La Ballade de l'Impossible fera partie de ces lectures que je charrierai avec moi bien longtemps après les avoir découvertes, et ce malgré certains points dont je reconnais sans hésitation les avoir trouvés problématiques. Watanabe témoigne d'une vision des femmes pour le moins particulière, presque instrumentalisante, et d'un rapport au couple et à l'intimité loin d'être tout à fait équilibré. Certaines relations paraissent franchement malsaines mais ne sont jamais vraiment analysées comme telles (notamment en ce qui concerne le personnage de Reiko, ou même les tendances contrôlantes de Midori). Je pourrais concevoir que Murakami cherchait justement à déstabiliser et questionner le lecteur à travers ces éléments "problématiques", mais il me manque malgré tout un soupçon de nuance ou d'analyse de sa part pour que je puisse lui faire crédit d'une telle intention. Dans le récit tel que je l'ai perçu, les personnages féminins ont évidemment la part belle pour exprimer leurs émotions et leur vécu, mais ils n'existent finalement qu'à travers le regard du narrateur masculin, et demeurent à chaque instant des objets de désir. Murakami a un don dans sa façon de décrire le monde et ses rituels dans leur inquiétante étrangeté, mais force est pour moi d'admettre que son écriture reste masculine - pas forcément misogyne bien sûr, mais en tout cas, partiale.

Je crois que c'est ça, ce qui me perturbe le plus, en réalité : ce roman aurait dû me perturber, voire me repousser, tant il met le doigt avec acuité et intransigeance sur certains sentiments si profonds que j'ai moi-même du mal à me les formuler. Mais je n'ai d'autre choix que de l'admettre, quand bien même je ne le comprends pas vraiment : La Ballade de l'Impossible m'a fait du bien. Un bien fou. C'est un roman grave qui m'a fait me sentir légère, et dont je ne voulais pas voir venir la fin, quand bien même il ne racontait rien de vraiment joyeux. Et je le relirai, c'est certain. 

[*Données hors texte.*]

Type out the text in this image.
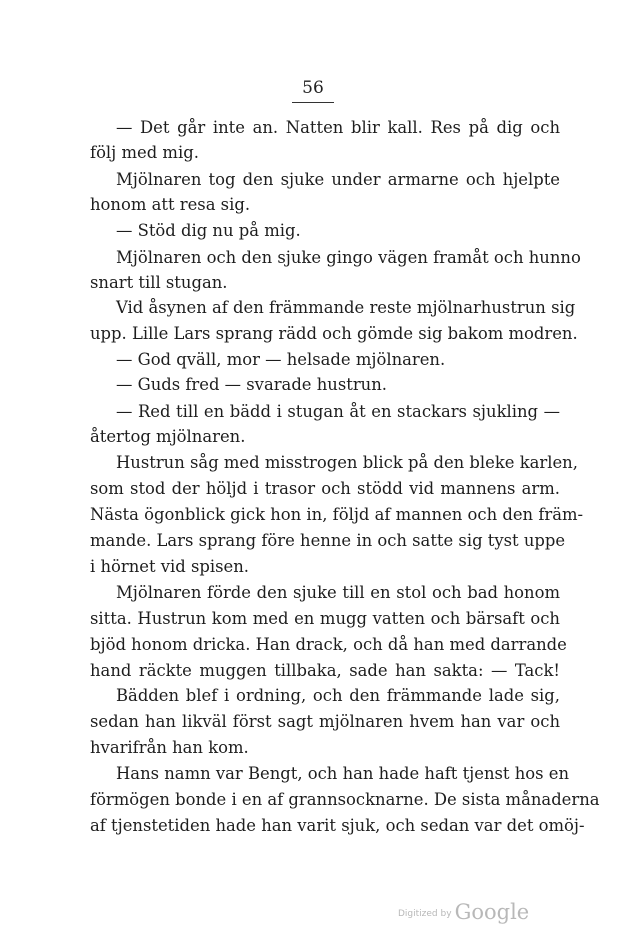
56
— Det går inte an. Natten blir kall. Res på dig och
följ med mig.
Mjölnaren tog den sjuke under armarne och hjelpte
honom att resa sig.
— Stöd dig nu på mig.
Mjölnaren och den sjuke gingo vägen framåt och hunno
snart till stugan.
Vid åsynen af den främmande reste mjölnarhustrun sig
upp. Lille Lars sprang rädd och gömde sig bakom modren.
— God qväll, mor — helsade mjölnaren.
— Guds fred — svarade hustrun.
— Red till en bädd i stugan åt en stackars sjukling —
återtog mjölnaren.
Hustrun såg med misstrogen blick på den bleke karlen,
som stod der höljd i trasor och stödd vid mannens arm.
Nästa ögonblick gick hon in, följd af mannen och den främ-
mande. Lars sprang före henne in och satte sig tyst uppe
i hörnet vid spisen.
Mjölnaren förde den sjuke till en stol och bad honom
sitta. Hustrun kom med en mugg vatten och bärsaft och
bjöd honom dricka. Han drack, och då han med darrande
hand räckte muggen tillbaka, sade han sakta: — Tack!
Bädden blef i ordning, och den främmande lade sig,
sedan han likväl först sagt mjölnaren hvem han var och
hvarifrån han kom.
Hans namn var Bengt, och han hade haft tjenst hos en
förmögen bonde i en af grannsocknarne. De sista månaderna
af tjenstetiden hade han varit sjuk, och sedan var det omöj-
Digitized by Google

Il ne s'agit cela dit clairement pas d'un ouvrage grand public, et s'il a produit sur moi une impression que j'aurais du mal à transcrire par des mots, je conçois aussi complètement que l'on puisse le rejeter. C'est une histoire qu'on pourrait qualifier de simplement glauque, mais en laquelle j'ai justement reconnu un optimisme d'autant plus marquant qu'on ne l'anticipe pas, et qu'il s'impose avec une surprise incroyable dans les toutes dernières pages, et encore plus lorsque l'on relit le premier chapitre après avoir achevé le texte. Une histoire d'apprentissage du bonheur.